Having decided to walk the Thames Path National Trail from the source to the Thames Barrier, I am dropped off by my better half just north of the village of Kemble – the alleged/most popular source of the mighty River Isis. A few fields away there is a stone marker and signpost marking the sacred spot, though no water, and it’s not until you’re a few fields on that a stream materialises. At the first road bridge the water is sparkling clear, and it’s quite exciting to think this is the start of the awesome Thames that flows through London.
After trekking approx. 16 miles, broadly following the course of the river, I reach Castle Eaton, just three miles on from Cricklade, and call it quits. Husband Tim has been out cycling all day and meets me at the village pub, the Red Lion, with its tempting waterside garden. We drive back to YHA Cotswold in Cirencester, which is 4 miles from Kemble. This youth hostel is right in the centre of town, just a few steps from Brewery car park (with conveniently free parking after 3 pm).
The boutique hostel is in an old-looking building called The Barrel Store, linked to the New Brewery Arts Centre. Inside it is very modern and quite minimalist. The kitchen/diner/lounge is all in one with no aspect, but it serves the purpose and we are the only ones using the facility so it is quite relaxed (I guess the temptation of town and local eateries are too much for other guests). The kitchen is well equipped, and the only thing missing is a freezer to refreeze our cool packs.

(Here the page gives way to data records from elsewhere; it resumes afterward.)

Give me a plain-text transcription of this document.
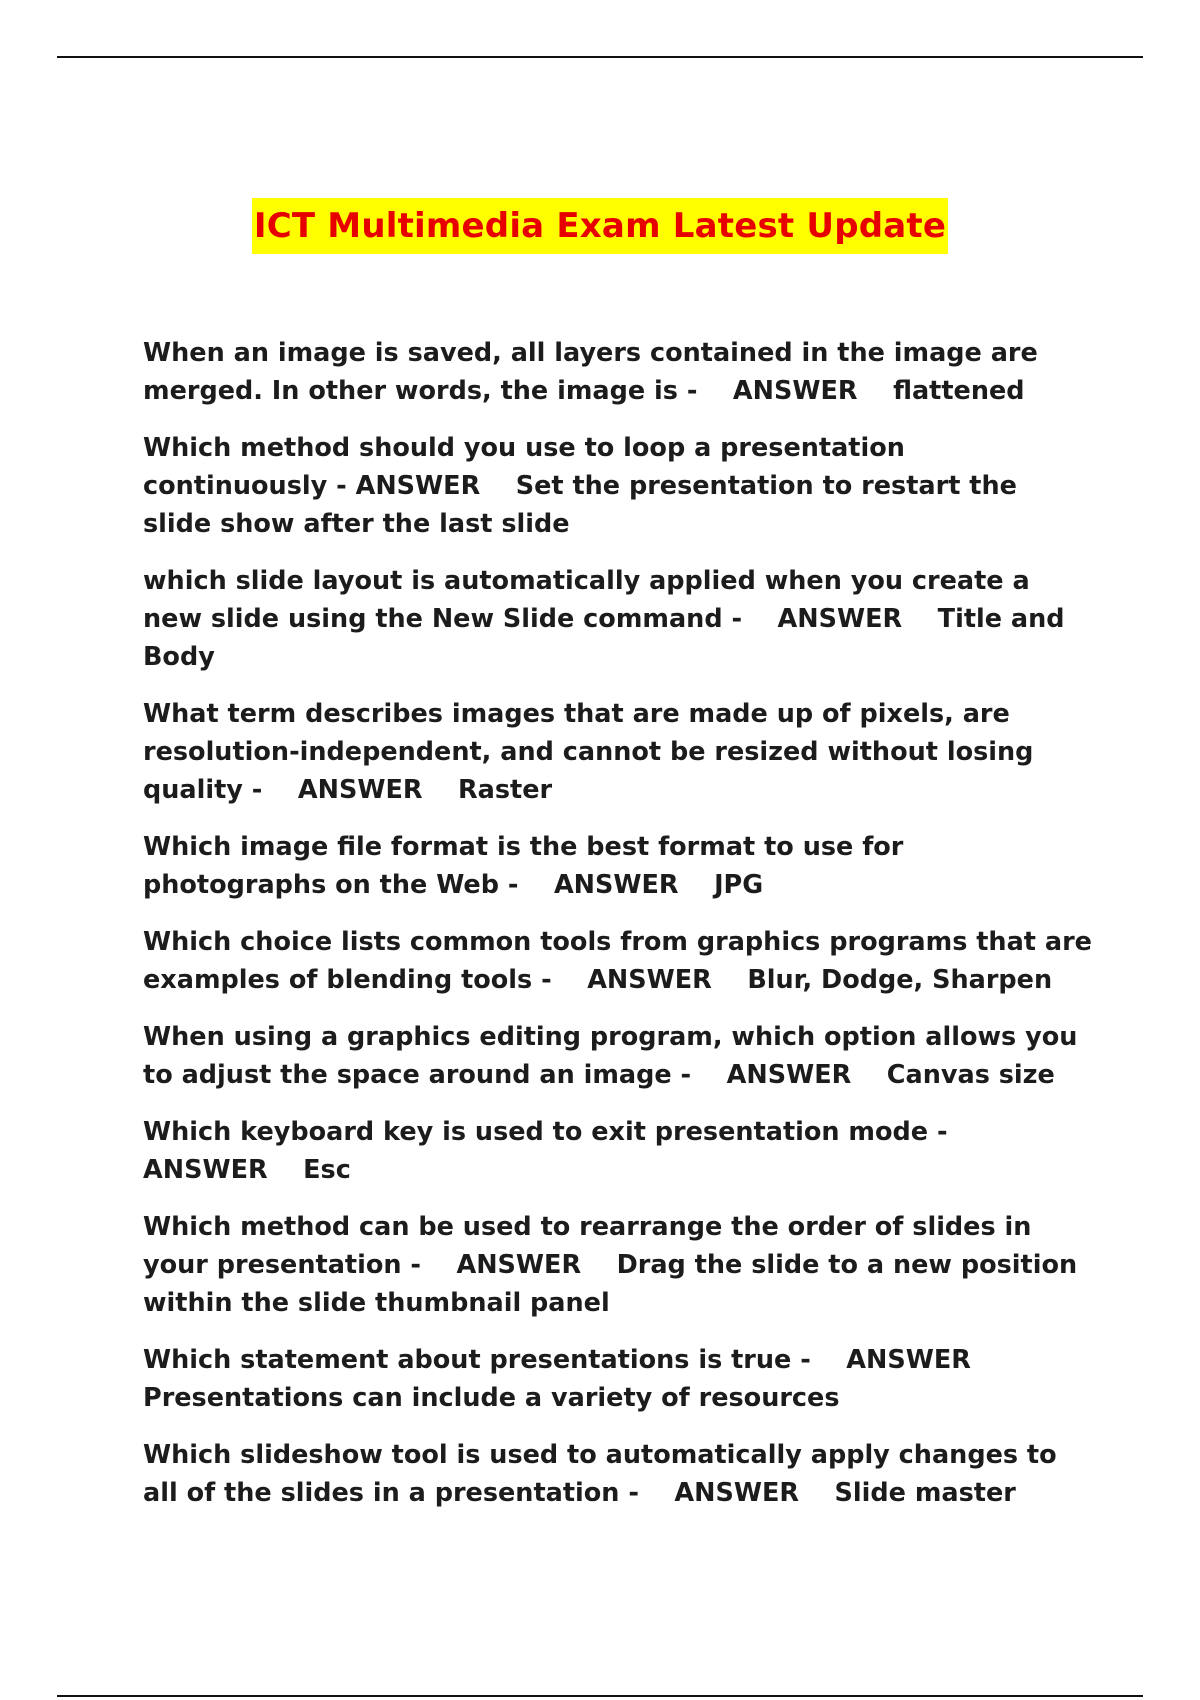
ICT Multimedia Exam Latest Update

When an image is saved, all layers contained in the image are merged. In other words, the image is -    ANSWER    flattened

Which method should you use to loop a presentation continuously - ANSWER    Set the presentation to restart the slide show after the last slide

which slide layout is automatically applied when you create a new slide using the New Slide command -    ANSWER    Title and Body

What term describes images that are made up of pixels, are resolution-independent, and cannot be resized without losing quality -    ANSWER    Raster

Which image file format is the best format to use for photographs on the Web -    ANSWER    JPG

Which choice lists common tools from graphics programs that are examples of blending tools -    ANSWER    Blur, Dodge, Sharpen

When using a graphics editing program, which option allows you to adjust the space around an image -    ANSWER    Canvas size

Which keyboard key is used to exit presentation mode -    ANSWER    Esc

Which method can be used to rearrange the order of slides in your presentation -    ANSWER    Drag the slide to a new position within the slide thumbnail panel

Which statement about presentations is true -    ANSWER    Presentations can include a variety of resources

Which slideshow tool is used to automatically apply changes to all of the slides in a presentation -    ANSWER    Slide master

I am staying in a four-bedded dorm, while Tim somehow manages to end up in his own single room (it’s Easter Sunday and the place is very quiet). I enjoy a lovely hot shower in the en-suite wet room; as the whole bathroom floor takes a while to drain away, my poor tired feet get a prolonged soaking. The following morning, we leave before 8 am (when parking charges kick in). Next stop on the Thames Path is Tadpole Bridge (where we stayed at a nearby campsite – Lincoln Farm Park, Standlake, ideally situated for the next couple of legs.